Milestones Autism Resources will host its virtual national autism conference on June 16 and June 17.
Leslie Rotsky, conference director at Milestones Autism Resources in Warrensville Heights, said the organization is expecting over 1,000 attendees. But since the conference will also be available on-demand through Aug. 15, they expect many more touch points. Open to families, individuals with autism and autism professionals, attendees can earn continuing education credit at the event and throughout the summer.
“The conference is our signature annual event, and it wholeheartedly supports our mission which is educating the autism community,” Rotsky said. “We have 90 sessions this year with national and local experts in the field, and we focus on practical, no-nonsense ways to help individuals with autism reach their fullest potential and live their best lives.”

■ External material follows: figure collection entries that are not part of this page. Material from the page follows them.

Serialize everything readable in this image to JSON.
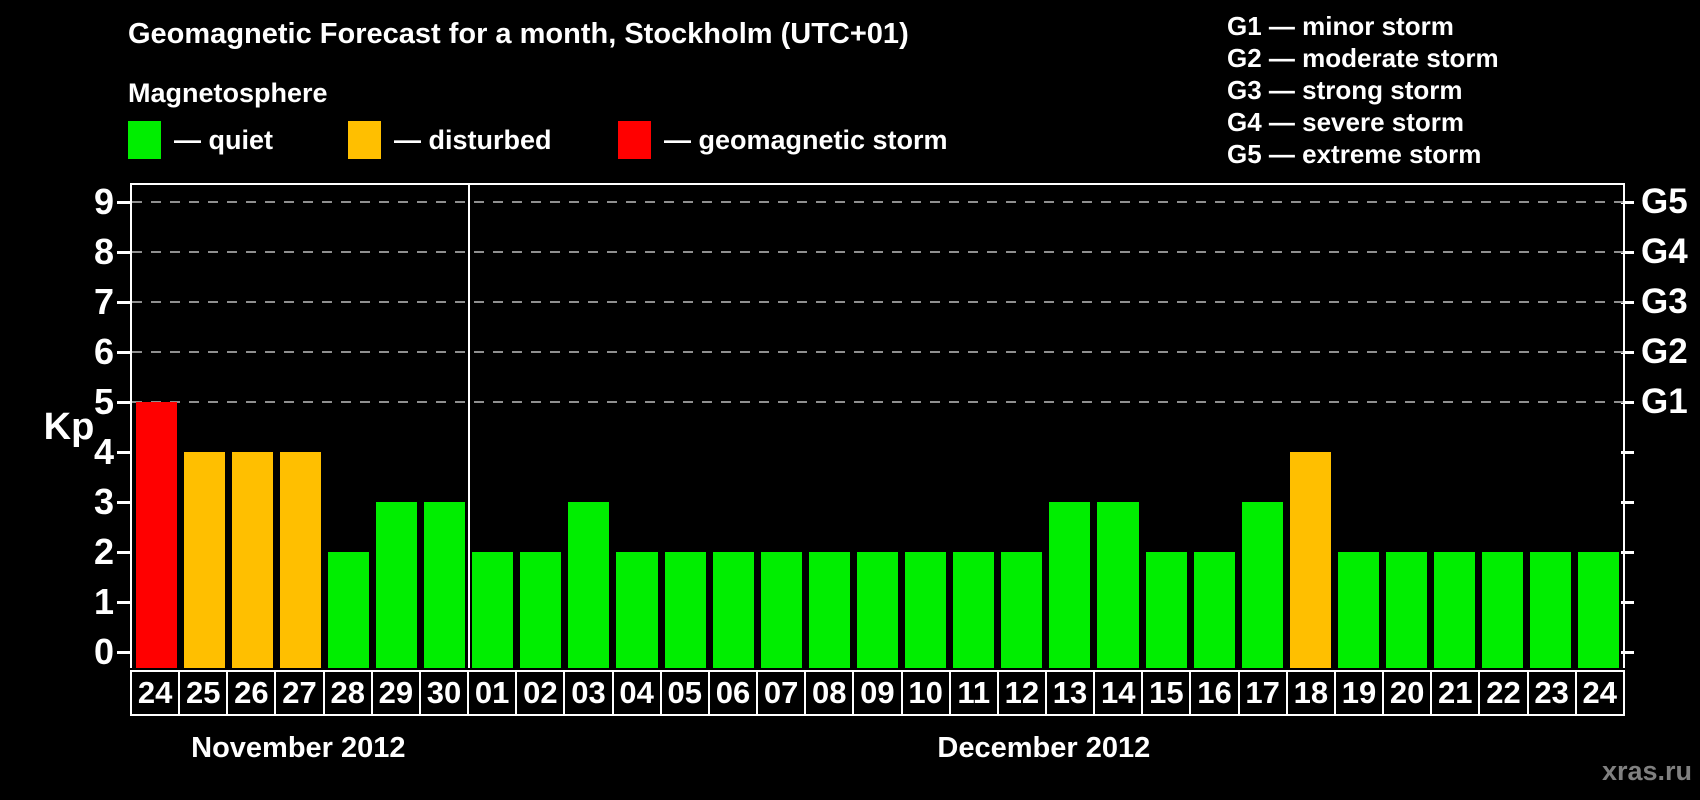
{
  "title": "Geomagnetic Forecast for a month, Stockholm (UTC+01)",
  "watermark": "xras.ru",
  "colors": {
    "quiet": "#00ee00",
    "disturbed": "#ffbf00",
    "storm": "#ff0000",
    "grid": "#8f8f8f",
    "axis": "#ffffff",
    "background": "#000000"
  },
  "legend": {
    "heading": "Magnetosphere",
    "items": [
      {
        "key": "quiet",
        "label": "— quiet"
      },
      {
        "key": "disturbed",
        "label": "— disturbed"
      },
      {
        "key": "storm",
        "label": "— geomagnetic storm"
      }
    ]
  },
  "g_legend": [
    "G1 — minor storm",
    "G2 — moderate storm",
    "G3 — strong storm",
    "G4 — severe storm",
    "G5 — extreme storm"
  ],
  "y_axis": {
    "label": "Kp",
    "ticks": [
      0,
      1,
      2,
      3,
      4,
      5,
      6,
      7,
      8,
      9
    ]
  },
  "right_axis": {
    "tick_values": [
      0,
      1,
      2,
      3,
      4,
      5,
      6,
      7,
      8,
      9
    ],
    "labels": [
      {
        "value": 5,
        "text": "G1"
      },
      {
        "value": 6,
        "text": "G2"
      },
      {
        "value": 7,
        "text": "G3"
      },
      {
        "value": 8,
        "text": "G4"
      },
      {
        "value": 9,
        "text": "G5"
      }
    ]
  },
  "months": [
    {
      "label": "November 2012",
      "days": 7
    },
    {
      "label": "December 2012",
      "days": 24
    }
  ],
  "chart_data": {
    "type": "bar",
    "title": "Geomagnetic Forecast for a month, Stockholm (UTC+01)",
    "xlabel": "",
    "ylabel": "Kp",
    "ylim": [
      0,
      9.4
    ],
    "grid": "dashed horizontal at 5,6,7,8,9",
    "grid_values": [
      5,
      6,
      7,
      8,
      9
    ],
    "legend_position": "top-left",
    "categories": [
      "24",
      "25",
      "26",
      "27",
      "28",
      "29",
      "30",
      "01",
      "02",
      "03",
      "04",
      "05",
      "06",
      "07",
      "08",
      "09",
      "10",
      "11",
      "12",
      "13",
      "14",
      "15",
      "16",
      "17",
      "18",
      "19",
      "20",
      "21",
      "22",
      "23",
      "24"
    ],
    "values": [
      5,
      4,
      4,
      4,
      2,
      3,
      3,
      2,
      2,
      3,
      2,
      2,
      2,
      2,
      2,
      2,
      2,
      2,
      2,
      3,
      3,
      2,
      2,
      3,
      4,
      2,
      2,
      2,
      2,
      2,
      2
    ],
    "statuses": [
      "storm",
      "disturbed",
      "disturbed",
      "disturbed",
      "quiet",
      "quiet",
      "quiet",
      "quiet",
      "quiet",
      "quiet",
      "quiet",
      "quiet",
      "quiet",
      "quiet",
      "quiet",
      "quiet",
      "quiet",
      "quiet",
      "quiet",
      "quiet",
      "quiet",
      "quiet",
      "quiet",
      "quiet",
      "disturbed",
      "quiet",
      "quiet",
      "quiet",
      "quiet",
      "quiet",
      "quiet"
    ]
  }
}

Included in the speaker lineup are keynote speakers Morenike Giwa Onaiwu on June 16 and Alix Generous on June 17. Generous, a mental health advocate, TED Talk speaker, entrepreneur and autism self-advocate, will discuss mental health issues and diagnoses in addition to autism. Onaiwu, an educator, author, social justice activist and autism-self advocate, will discuss gender and diversity as a Black woman with autism.

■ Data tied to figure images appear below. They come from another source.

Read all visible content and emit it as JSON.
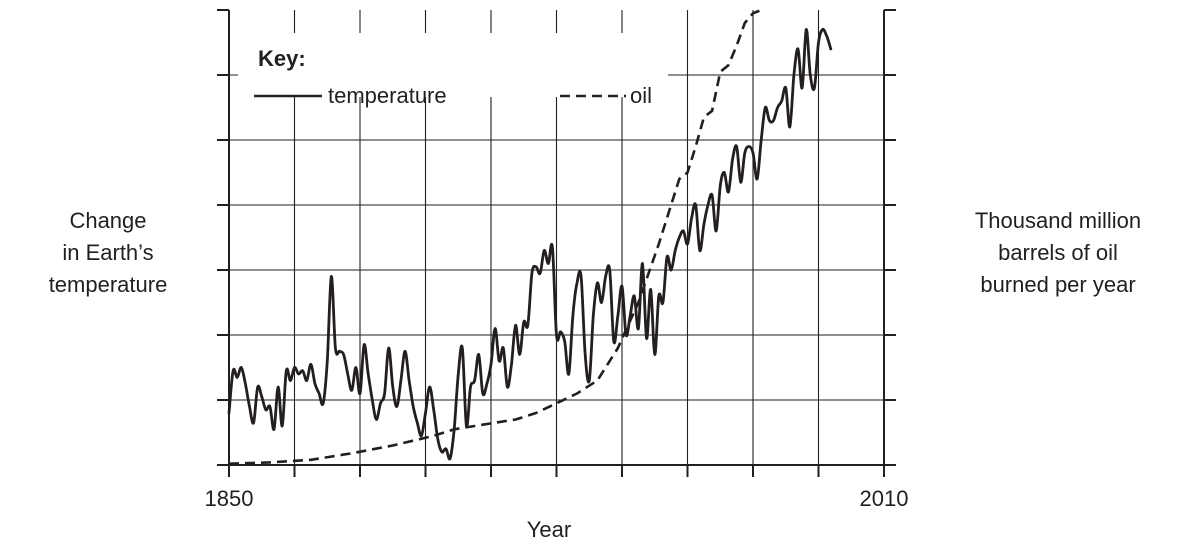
{
  "chart_data": {
    "type": "line",
    "title": "",
    "xlabel": "Year",
    "ylabel_left": [
      "Change",
      "in Earth’s",
      "temperature"
    ],
    "ylabel_right": [
      "Thousand million",
      "barrels of oil",
      "burned per year"
    ],
    "x_tick_labels": [
      {
        "year": 1850,
        "label": "1850"
      },
      {
        "year": 2010,
        "label": "2010"
      }
    ],
    "xlim": [
      1850,
      2010
    ],
    "ylim": [
      0,
      7
    ],
    "grid": true,
    "legend": {
      "title": "Key:",
      "placement": "top-left",
      "entries": [
        {
          "label": "temperature",
          "style": "solid"
        },
        {
          "label": "oil",
          "style": "dashed"
        }
      ]
    },
    "series": [
      {
        "name": "temperature",
        "style": "solid",
        "points": [
          [
            1850,
            0.8
          ],
          [
            1851,
            1.45
          ],
          [
            1852,
            1.35
          ],
          [
            1853,
            1.5
          ],
          [
            1854,
            1.25
          ],
          [
            1855,
            0.9
          ],
          [
            1856,
            0.65
          ],
          [
            1857,
            1.2
          ],
          [
            1858,
            1.05
          ],
          [
            1859,
            0.85
          ],
          [
            1860,
            0.9
          ],
          [
            1861,
            0.55
          ],
          [
            1862,
            1.2
          ],
          [
            1863,
            0.6
          ],
          [
            1864,
            1.45
          ],
          [
            1865,
            1.3
          ],
          [
            1866,
            1.5
          ],
          [
            1867,
            1.4
          ],
          [
            1868,
            1.45
          ],
          [
            1869,
            1.3
          ],
          [
            1870,
            1.55
          ],
          [
            1871,
            1.25
          ],
          [
            1872,
            1.1
          ],
          [
            1873,
            0.95
          ],
          [
            1874,
            1.6
          ],
          [
            1875,
            2.9
          ],
          [
            1876,
            1.8
          ],
          [
            1877,
            1.75
          ],
          [
            1878,
            1.7
          ],
          [
            1879,
            1.4
          ],
          [
            1880,
            1.15
          ],
          [
            1881,
            1.5
          ],
          [
            1882,
            1.1
          ],
          [
            1883,
            1.85
          ],
          [
            1884,
            1.4
          ],
          [
            1885,
            1.0
          ],
          [
            1886,
            0.7
          ],
          [
            1887,
            0.95
          ],
          [
            1888,
            1.1
          ],
          [
            1889,
            1.8
          ],
          [
            1890,
            1.2
          ],
          [
            1891,
            0.9
          ],
          [
            1892,
            1.3
          ],
          [
            1893,
            1.75
          ],
          [
            1894,
            1.3
          ],
          [
            1895,
            0.9
          ],
          [
            1896,
            0.65
          ],
          [
            1897,
            0.45
          ],
          [
            1898,
            0.8
          ],
          [
            1899,
            1.2
          ],
          [
            1900,
            0.85
          ],
          [
            1901,
            0.4
          ],
          [
            1902,
            0.2
          ],
          [
            1903,
            0.25
          ],
          [
            1904,
            0.1
          ],
          [
            1905,
            0.55
          ],
          [
            1906,
            1.4
          ],
          [
            1907,
            1.8
          ],
          [
            1908,
            0.6
          ],
          [
            1909,
            1.2
          ],
          [
            1910,
            1.3
          ],
          [
            1911,
            1.7
          ],
          [
            1912,
            1.1
          ],
          [
            1913,
            1.25
          ],
          [
            1914,
            1.55
          ],
          [
            1915,
            2.1
          ],
          [
            1916,
            1.6
          ],
          [
            1917,
            1.8
          ],
          [
            1918,
            1.2
          ],
          [
            1919,
            1.55
          ],
          [
            1920,
            2.15
          ],
          [
            1921,
            1.7
          ],
          [
            1922,
            2.2
          ],
          [
            1923,
            2.15
          ],
          [
            1924,
            2.95
          ],
          [
            1925,
            3.05
          ],
          [
            1926,
            2.95
          ],
          [
            1927,
            3.3
          ],
          [
            1928,
            3.1
          ],
          [
            1929,
            3.35
          ],
          [
            1930,
            2.0
          ],
          [
            1931,
            2.05
          ],
          [
            1932,
            1.9
          ],
          [
            1933,
            1.4
          ],
          [
            1934,
            2.3
          ],
          [
            1935,
            2.8
          ],
          [
            1936,
            2.9
          ],
          [
            1937,
            1.7
          ],
          [
            1938,
            1.3
          ],
          [
            1939,
            2.3
          ],
          [
            1940,
            2.8
          ],
          [
            1941,
            2.5
          ],
          [
            1942,
            2.9
          ],
          [
            1943,
            3.0
          ],
          [
            1944,
            1.9
          ],
          [
            1945,
            2.3
          ],
          [
            1946,
            2.75
          ],
          [
            1947,
            2.0
          ],
          [
            1948,
            2.3
          ],
          [
            1949,
            2.6
          ],
          [
            1950,
            2.1
          ],
          [
            1951,
            3.1
          ],
          [
            1952,
            1.95
          ],
          [
            1953,
            2.7
          ],
          [
            1954,
            1.7
          ],
          [
            1955,
            2.6
          ],
          [
            1956,
            2.5
          ],
          [
            1957,
            3.2
          ],
          [
            1958,
            3.0
          ],
          [
            1959,
            3.3
          ],
          [
            1960,
            3.5
          ],
          [
            1961,
            3.6
          ],
          [
            1962,
            3.4
          ],
          [
            1963,
            3.8
          ],
          [
            1964,
            4.0
          ],
          [
            1965,
            3.3
          ],
          [
            1966,
            3.7
          ],
          [
            1967,
            4.0
          ],
          [
            1968,
            4.15
          ],
          [
            1969,
            3.6
          ],
          [
            1970,
            4.3
          ],
          [
            1971,
            4.5
          ],
          [
            1972,
            4.2
          ],
          [
            1973,
            4.7
          ],
          [
            1974,
            4.9
          ],
          [
            1975,
            4.35
          ],
          [
            1976,
            4.8
          ],
          [
            1977,
            4.9
          ],
          [
            1978,
            4.8
          ],
          [
            1979,
            4.4
          ],
          [
            1980,
            5.0
          ],
          [
            1981,
            5.5
          ],
          [
            1982,
            5.3
          ],
          [
            1983,
            5.3
          ],
          [
            1984,
            5.5
          ],
          [
            1985,
            5.6
          ],
          [
            1986,
            5.8
          ],
          [
            1987,
            5.2
          ],
          [
            1988,
            6.0
          ],
          [
            1989,
            6.4
          ],
          [
            1990,
            5.8
          ],
          [
            1991,
            6.7
          ],
          [
            1992,
            6.0
          ],
          [
            1993,
            5.8
          ],
          [
            1994,
            6.5
          ],
          [
            1995,
            6.7
          ],
          [
            1996,
            6.6
          ],
          [
            1997,
            6.4
          ]
        ]
      },
      {
        "name": "oil",
        "style": "dashed",
        "points": [
          [
            1850,
            0.02
          ],
          [
            1860,
            0.04
          ],
          [
            1870,
            0.08
          ],
          [
            1880,
            0.18
          ],
          [
            1890,
            0.3
          ],
          [
            1900,
            0.45
          ],
          [
            1905,
            0.55
          ],
          [
            1910,
            0.6
          ],
          [
            1920,
            0.7
          ],
          [
            1925,
            0.8
          ],
          [
            1930,
            0.95
          ],
          [
            1935,
            1.1
          ],
          [
            1940,
            1.3
          ],
          [
            1945,
            1.8
          ],
          [
            1950,
            2.5
          ],
          [
            1955,
            3.4
          ],
          [
            1960,
            4.4
          ],
          [
            1962,
            4.5
          ],
          [
            1964,
            4.9
          ],
          [
            1966,
            5.35
          ],
          [
            1968,
            5.45
          ],
          [
            1970,
            6.05
          ],
          [
            1972,
            6.15
          ],
          [
            1974,
            6.45
          ],
          [
            1976,
            6.8
          ],
          [
            1978,
            6.95
          ],
          [
            1980,
            7.0
          ]
        ]
      }
    ]
  }
}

“This is the first year both of our keynotes have an autism diagnosis, and both are women,” Rotsky said. “By far following almost every conference I have been involved in, sessions by those with autism are a fan favorite of attendees, that first account of what it is like to live with autism. They’re both dynamic speakers, have done so much and have done that with many challenges and obstacles in their way.”
One of the underlying themes will be the COVID-19 pandemic and how it impacted the autism community, Rotsky said. More personally, she said her son, who lives with severe autism, had never sat down in front of a computer before but had to because his school went fully virtual.
“We’re trying to help people regroup,” she said. “We will probably see persons with autism regress more so this past year than in other years, so that might be something we’re trying to help families through and get services back in place. How do you get your children back to the level of performance they were before?”
Some of the other topics to be discussed include diversity, mental health, how an autism diagnosis is often paired with other mental and medical disorders, educational practices and communication skills. For parents, there will be sessions focusing on the diagnosis management aspect of having a child with autism, including setting up trust funds and dealing with insurance. For educators and parents, there will be networking sessions. There will also be sessions for adults with autism, since “we know people are getting diagnosed later in life, especially women,” Rotsky said. There will also be a virtual art exhibit featuring 85 artists on the spectrum from around the world showcasing their work.
“Though we’re not in person, we’re trying to connect people – making it as interactive as possible and to continue building a connected community,” she said.